Description Usage Arguments Details Value See Also
This is to ensure consistency across all spend functions.
1 | spend.generalParams(params, func, m.x, x)
|
params |
a vector of gamma-gamma parameters: p, q, and gamma, in that order. p is the shape parameter for each transaction. The scale parameter for each transaction is distributed across customers according to a gamma distribution with parameters q (shape) and gamma (scale). |
func |
name of the function calling |
m.x |
the customer's average observed transaction value in the calibration period. May also be a vector of average observed transaction values - see details. |
x |
the number of transactions the customer made in the calibration period.
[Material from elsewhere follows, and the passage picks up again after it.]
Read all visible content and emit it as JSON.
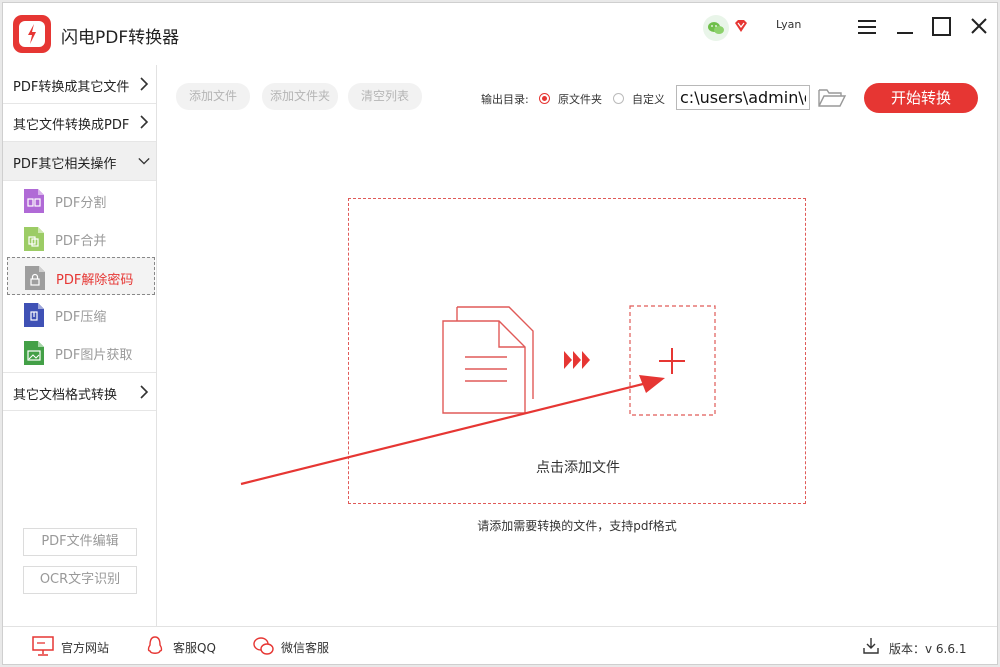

May also be a vector of frequencies - see details. |
This function is only ever called by functions defined in the original BTYD
package, such as spend.LL, spend.marginal.likelihood or
spend.expected.value so it returns directly the output that is expected
from those calling functions.
That depends on func: 1. If func is spend.marginal.likelihood,
the marginal distribution of a customer's average transaction value (if m.x
or x has a length greater than 1, a vector of marginal likelihoods will be
returned). 2. If func is spend.LL, the log-likelihood of the
gamma-gamma model; if m.x or x has a length greater than 1, this is a
vector of log-likelihoods. 3. If func is spend.expected.value, the
expected transaction value for a customer conditional on their transaction
behavior during the calibration period. If m.x or x has a length greater
than one, then a vector of expected transaction values will be returned.